¿Cuánto debes tardar en responder un ‘whatsapp’?
En la era de las notificaciones que iluminan pantallas con cada mensaje, ¿es aceptable tardar una hora en responder a un mensaje? Esperar una contestación inmediata no es una cuestión de impaciencia, sino de diseño
La resistencia es no contestar a los mensajes. Estar ostensiblemente disponible, online, pero sin pálpito, respuesta u opinión alguna. Ser una esfinge en la era de la hipervisibilidad. “Nos hemos convertido en máquinas empáticas de reaccionar”, avisaba Geert Lovink en su libro Tristes por diseño (Consonni, 2019). Pues hasta aquí hemos llegado, lo subversivo hoy es la no respuesta.
Hubo una época en que responder en tiempo real era un superpoder. Los usuarios de las primeras blackberries lo recordarán: se les podía encontrar a cualquier hora, y eso era un privilegio, incluso era caro. Fue en los inicios de los dos mil. Veinte años después, todo el mundo lleva encima un smartphone y el superpoder ha mutado en penosa obligación.
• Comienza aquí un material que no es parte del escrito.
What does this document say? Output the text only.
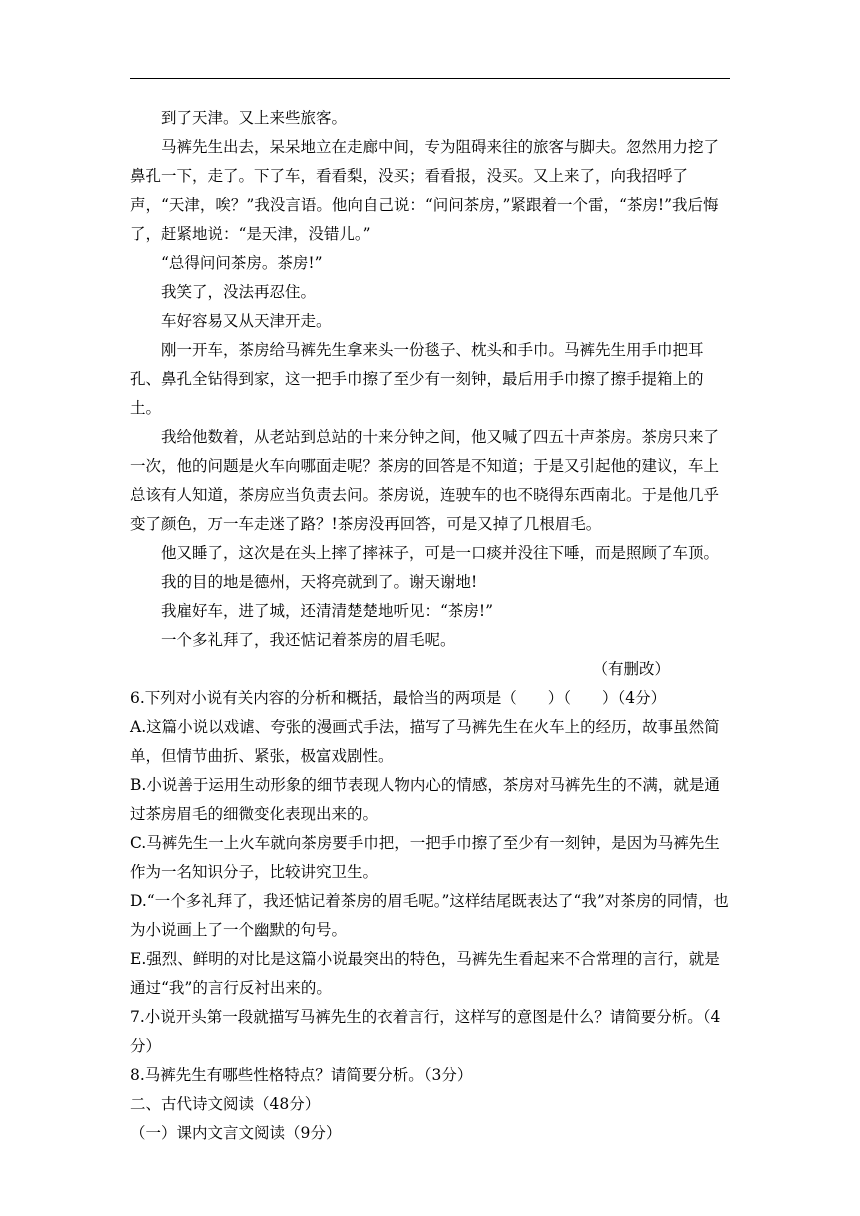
到了天津。又上来些旅客。

马裤先生出去，呆呆地立在走廊中间，专为阻碍来往的旅客与脚夫。忽然用力挖了鼻孔一下，走了。下了车，看看梨，没买；看看报，没买。又上来了，向我招呼了声，“天津，唉？”我没言语。他向自己说：“问问茶房，”紧跟着一个雷，“茶房!”我后悔了，赶紧地说：“是天津，没错儿。”

“总得问问茶房。茶房!”

我笑了，没法再忍住。

车好容易又从天津开走。

刚一开车，茶房给马裤先生拿来头一份毯子、枕头和手巾。马裤先生用手巾把耳孔、鼻孔全钻得到家，这一把手巾擦了至少有一刻钟，最后用手巾擦了擦手提箱上的土。

我给他数着，从老站到总站的十来分钟之间，他又喊了四五十声茶房。茶房只来了一次，他的问题是火车向哪面走呢？茶房的回答是不知道；于是又引起他的建议，车上总该有人知道，茶房应当负责去问。茶房说，连驶车的也不晓得东西南北。于是他几乎变了颜色，万一车走迷了路？!茶房没再回答，可是又掉了几根眉毛。

他又睡了，这次是在头上摔了摔袜子，可是一口痰并没往下唾，而是照顾了车顶。

我的目的地是德州，天将亮就到了。谢天谢地!

我雇好车，进了城，还清清楚楚地听见：“茶房!”

一个多礼拜了，我还惦记着茶房的眉毛呢。

（有删改）

6.下列对小说有关内容的分析和概括，最恰当的两项是（　　）（　　）（4分）

A.这篇小说以戏谑、夸张的漫画式手法，描写了马裤先生在火车上的经历，故事虽然简单，但情节曲折、紧张，极富戏剧性。

B.小说善于运用生动形象的细节表现人物内心的情感，茶房对马裤先生的不满，就是通过茶房眉毛的细微变化表现出来的。

C.马裤先生一上火车就向茶房要手巾把，一把手巾擦了至少有一刻钟，是因为马裤先生作为一名知识分子，比较讲究卫生。

D.“一个多礼拜了，我还惦记着茶房的眉毛呢。”这样结尾既表达了“我”对茶房的同情，也为小说画上了一个幽默的句号。

E.强烈、鲜明的对比是这篇小说最突出的特色，马裤先生看起来不合常理的言行，就是通过“我”的言行反衬出来的。

7.小说开头第一段就描写马裤先生的衣着言行，这样写的意图是什么？请简要分析。（4分）

8.马裤先生有哪些性格特点？请简要分析。（3分）

二、古代诗文阅读（48分）

（一）课内文言文阅读（9分）
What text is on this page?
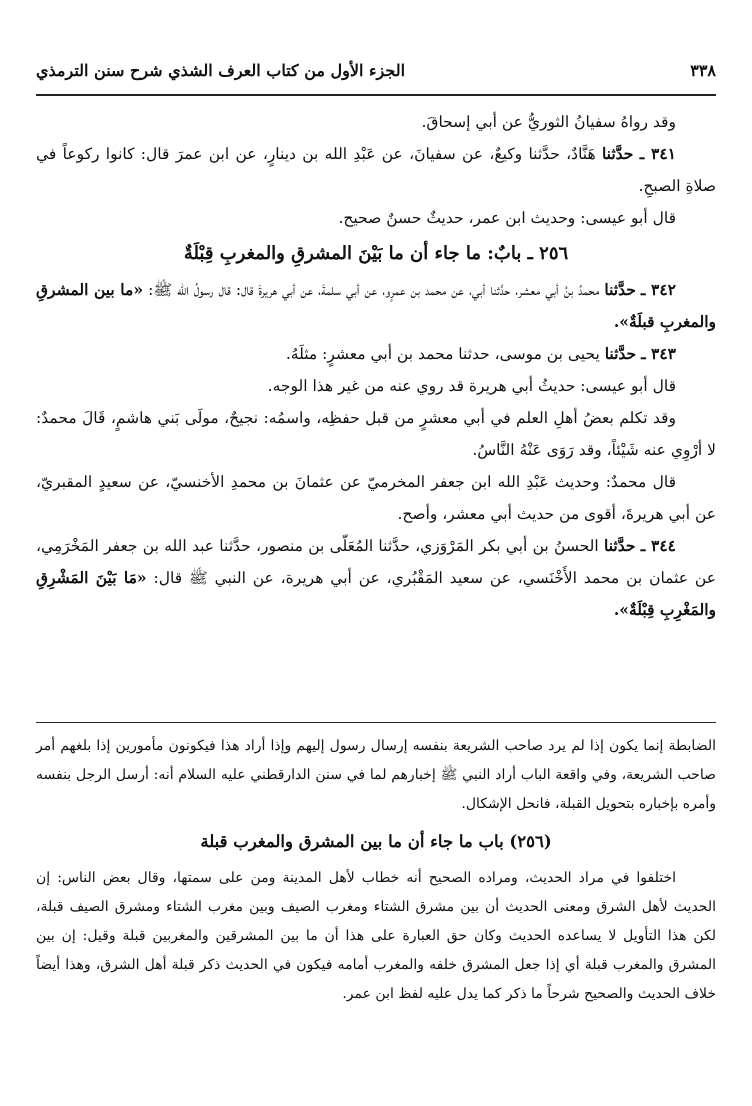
٣٣٨
الجزء الأول من كتاب العرف الشذي شرح سنن الترمذي

وقد رواهُ سفيانُ الثوريُّ عن أبي إسحاقَ.

٣٤١ ـ حدَّثنا هَنَّادٌ، حدَّثنا وكيعٌ، عن سفيانَ، عن عَبْدِ الله بن دينارٍ، عن ابن عمرَ قال: كانوا ركوعاً في صلاةِ الصبحِ.

قال أبو عيسى: وحديث ابن عمر، حديثٌ حسنٌ صحيح.

٢٥٦ ـ بابٌ: ما جاء أن ما بَيْنَ المشرقِ والمغربِ قِبْلَةٌ

٣٤٢ ـ حدَّثنا محمدُ بنُ أبي معشر، حدَّثنا أبي، عن محمد بن عمرٍو، عن أبي سلمةَ، عن أبي هريرةَ قال: قال رسولُ الله ﷺ: «ما بين المشرقِ والمغربِ قبلَةٌ».

٣٤٣ ـ حدَّثنا يحيى بن موسى، حدثنا محمد بن أبي معشرٍ: مثلَهُ.

قال أبو عيسى: حديثُ أبي هريرة قد روي عنه من غير هذا الوجه.

وقد تكلم بعضُ أهلِ العلم في أبي معشرٍ من قبل حفظِه، واسمُه: نجيحٌ، مولَى بَني هاشمٍ، قَالَ محمدٌ: لا أرْوِي عنه شَيْئاً، وقد رَوَى عَنْهُ النَّاسُ.

قال محمدٌ: وحديث عَبْدِ الله ابن جعفر المخرميّ عن عثمانَ بن محمدِ الأخنسيّ، عن سعيدٍ المقبريّ، عن أبي هريرةَ، أقوى من حديث أبي معشر، وأصح.

٣٤٤ ـ حدَّثنا الحسنُ بن أبي بكر المَرْوَزي، حدَّثنا المُعَلّى بن منصور، حدَّثنا عبد الله بن جعفر المَخْرَمِي، عن عثمان بن محمد الأَخْنَسي، عن سعيد المَقْبُري، عن أبي هريرة، عن النبي ﷺ قال: «مَا بَيْنَ المَشْرِقِ والمَغْرِبِ قِبْلَةٌ».

الضابطة إنما يكون إذا لم يرد صاحب الشريعة بنفسه إرسال رسول إليهم وإذا أراد هذا فيكونون مأمورين إذا بلغهم أمر صاحب الشريعة، وفي واقعة الباب أراد النبي ﷺ إخبارهم لما في سنن الدارقطني عليه السلام أنه: أرسل الرجل بنفسه وأمره بإخباره بتحويل القبلة، فانحل الإشكال.

(٢٥٦) باب ما جاء أن ما بين المشرق والمغرب قبلة

اختلفوا في مراد الحديث، ومراده الصحيح أنه خطاب لأهل المدينة ومن على سمتها، وقال بعض الناس: إن الحديث لأهل الشرق ومعنى الحديث أن بين مشرق الشتاء ومغرب الصيف وبين مغرب الشتاء ومشرق الصيف قبلة، لكن هذا التأويل لا يساعده الحديث وكان حق العبارة على هذا أن ما بين المشرقين والمغربين قبلة وقيل: إن بين المشرق والمغرب قبلة أي إذا جعل المشرق خلفه والمغرب أمامه فيكون في الحديث ذكر قبلة أهل الشرق، وهذا أيضاً خلاف الحديث والصحيح شرحاً ما ذكر كما يدل عليه لفظ ابن عمر.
Con la adopción masiva de los dispositivos móviles, la horquilla de tiempo de espera que nos parece razonable es cada vez más estrecha: no estamos dispuestos a esperar y sí a pedir constantemente disculpas por nuestros retrasos mínimos. ¿Es aceptable tardar una hora en responder un whatsapp? ¿A partir de cuántos minutos de espera habría que empezar a dar explicaciones? ¿A las cuántas horas de quedar en “visto” uno debería considerarse carne de ghosting?
Cuando nos preguntan algo en una conversación cara a cara tardamos 200 milisegundos, esto es, 0,2 segundos, en responder. “Contestamos tan rápido que no podríamos percibir que hay una pausa entre la pregunta y la respuesta”, dice N. J. Enfield, profesor de Lingüística de la Universidad de Sídney, en su libro How We Talk (2017). Y esto es justo lo que esperamos que suceda cuando enviamos un mensaje instantáneo —hasta el nombre del servicio crea una expectativa irreal— o incluso cuando enviamos un e-mail.
Si todo el mundo necesita una respuesta inmediata es por una cuestión de diseño, no solo porque la gente sea impaciente. Lo explica Sherry Turkle, profesora de Estudios Sociales de Ciencia y Tecnología del MIT y autora de varios libros clásicos de la relación hombre-máquina, entre ellos The Second Self (1984) y Alone Together (2010). “Ahora la comunicación escrita se diseña como un remedo de la conversación real, se crea un entorno que te hace esperar que tu interlocutor contestará al instante, pero a veces no sucede”. El otro siempre es un misterio. Lleva en su teléfono, como promedio, 1.602 e-mails sin leer y 47 whatsapps sin contestar (según las cifras de la consultora Kantar). Está anestesiado de notificaciones. Tu mensaje puede haber llegado en un mal momento. No es nada personal.
Ese es el contexto real y no el que ha imaginado un diseñador de experiencia de usuario.
La conectividad constante también crea el deber artificial de responder. Para no caer, hay que hacer un ejercicio de resistencia pasiva. Los expertos hablan de un “sesgo de urgencia” en los mensajes que casi nunca se corresponde con la realidad.
No contestar libera, pero te pone bajo sospecha. El sobreanálisis del metamensaje es uno de los vicios de nuestra época. Y el metamensaje incluye los minutos y las horas de silencio, la longitud del mensaje (spoiler: los monosílabos y los OK sientan fatal), el tiempo que dedicamos a escribir la respuesta, las veces que paramos —¿quizá para releer o quién sabe si para editar y empezar de nuevo?— y, por supuesto, la intención más o menos velada de dejar el mensaje en “visto”.
Detrás de la filosofía de no responder o de no hacerlo por defecto, una experta como Turkle intuye un deseo de dominar la conversación o de marcar distancia y poder mostrándose inaccesible, interesante y menos ansioso que la media. Después de todo, la mayoría contestaríamos de inmediato casi a cualquier cosa.
Para otros simplemente hay agotamiento ante la demanda de una respuesta inmediata y muerte natural del mensaje por la avalancha de nuevas urgencias.
La no respuesta es también un acto de libre albedrío. Nadie sabe en qué base de datos puede haber acabado un e-mail o un teléfono. Nadie puede evitar que lo encuentren o que le envíen mensajes presuntamente urgentes sobre los que no tiene nada que decir. Lo único que queda es no contestar. Es el último recurso. Y, se dice poco, es una conducta ecosostenible que algún día habrá que hablar de la contaminación digital por exceso de cortesía.